Joaquim Montenegro tinha 10 anos quando passou por uma experiência transformadora
em uma noite de natal. Era um garoto comum. Nada nele chamava atenção. Era franzino;
mediano nas notas da escola; não era rebelde, mas também não era um exemplo de
obediência. Se faltasse uma aula, poucos notariam. Sua ausência não ocasionava
carência e sua presença não fazia muita diferença.
Seus pais, porém, eram pessoas bem relacionadas. Na véspera de natal, costumavam
passar por várias casas para desejar “feliz natal” aos seus amigos e familiares.
A maratona começava cedo, pois a última parada era na casa dos seus avós
maternos. E eles precisavam chegar cedo – exigência do velho casal. Portanto,
às cinco da tarde Joaquim já estava banhado e pronto para “a peregrinação do
natal” – era assim que o pai dele denominava esse momento.
Nessa “peregrinação natalina” Joaquim tinha a oportunidade de falar
com seus primos, tios e avós. As conversas sempre eram as mesmas: “Como está?”,
“Ainda mora no mesmo lugar?”, “E aí, passou de ano?” Os comentários sempre eram
os mesmos também: “Como ele cresceu!”, “Já está um homenzinho”. Os
comportamentos eram sempre os mesmos: abraços, sorrisos e apertos mãos.

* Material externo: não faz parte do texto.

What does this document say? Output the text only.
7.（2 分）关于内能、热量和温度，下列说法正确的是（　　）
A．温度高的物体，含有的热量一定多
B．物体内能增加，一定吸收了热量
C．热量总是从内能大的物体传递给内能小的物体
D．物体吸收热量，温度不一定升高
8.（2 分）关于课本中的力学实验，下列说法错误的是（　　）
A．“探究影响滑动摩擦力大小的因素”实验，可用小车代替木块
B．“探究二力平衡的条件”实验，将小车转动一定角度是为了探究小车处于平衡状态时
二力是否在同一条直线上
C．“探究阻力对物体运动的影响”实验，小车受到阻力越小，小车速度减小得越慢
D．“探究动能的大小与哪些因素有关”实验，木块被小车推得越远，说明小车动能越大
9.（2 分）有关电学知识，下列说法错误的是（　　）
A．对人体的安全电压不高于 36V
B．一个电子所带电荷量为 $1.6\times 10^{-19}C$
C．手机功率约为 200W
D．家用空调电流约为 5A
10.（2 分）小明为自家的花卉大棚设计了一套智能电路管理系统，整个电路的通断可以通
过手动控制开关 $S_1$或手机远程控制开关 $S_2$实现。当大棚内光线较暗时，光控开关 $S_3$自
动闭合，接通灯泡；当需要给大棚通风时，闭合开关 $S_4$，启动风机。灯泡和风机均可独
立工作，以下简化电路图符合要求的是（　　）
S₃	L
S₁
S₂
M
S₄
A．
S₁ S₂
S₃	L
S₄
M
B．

Em todas as casas as mesas eram sempre fartas: aves, peixes, frutos do
mar e doces. Em quase todas as casas Joaquim ganhava um presente – até dois às
vezes. Dos avós paternos ganhou um carro de controle remoto; dos tios maternos
um tablet de última geração; de um
dos seus primos um jogo de vídeo game último lançamento. Eram tantos os
presentes que Joaquim não conseguiu abrir todos naquela noite.
Na penúltima parada, seus pais foram à casa de um amigo de infância. Não
foi algo combinado. Por algum motivo desconhecido, seus pais desviaram a rota
da velha peregrinação. Joaquim nunca tinha ido lá. E lá, ao contrário das
outras casas, tanto o clima quanto o cenário eram bem diferentes. As comidas não
eram as mesmas – nem em qualidade, nem em quantidade. As crianças brincavam com
carrinhos e bonecas velhas. A famosa árvore de natal sequer estava exposta –
simplesmente porque não exista. Joaquim percebeu que os abraços eram mais
delongados e intensos. Os comentários não eram cheios de clichês banais; tratavam-se
conversas longas e densas. Aqui havia lágrimas. Muitas lágrimas. E os sorrisos
eram tímidos. Quase imperceptíveis. Porém, verdadeiros.
Seus pais se despediram, mas antes de sair, o chefe da família – um
homem de dois metros de altura – aproximou-se de Joaquim, ajoelhou-se e lhe deu
mais um presente. A despeito de sua altura, Joaquim não temeu sua aproximação. Seu
olhar, doce e convidativo, falava mais alto que sua envergadura ameaçadora. Joaquim
agradeceu e juntou seu novo presente aos demais que ainda permaneciam embrulhados.
Durante a viagem, já usando seu novo tablet,
vez por outra olhava de soslaio para o presente do gigante. Mas, a embalagem
não era atraente o suficiente para que ele abandonasse seus novos aplicativos e
o cheiro de plástico novo de seu tablet.
O clima da penúltima casa passou para dentro do carro. Seu pai
permaneceu compenetrado e silencioso; sua mãe olhando pelo vidro ao lado chorava
baixinho – Joaquim contemplava a cena pelo reflexo. Eram lágrimas misteriosas. Ele
não conseguia interpretá-las. Na verdade, elas o confundiam, pois ele sabia que,
de alguma maneira, havia alegria nelas.
Joaquim, então, resolveu quebrar o silêncio:
– Ganhei muitos
presentes pai!
– Que bom! – o
pai respondeu rápido, porém não ríspido, indicando claramente que não queria desenvolver
a conversa.
Joaquim tentou abrir a conversa novamente:
– Que presente
o senhor achou melhor pai? Qual o melhor presente que ganhei?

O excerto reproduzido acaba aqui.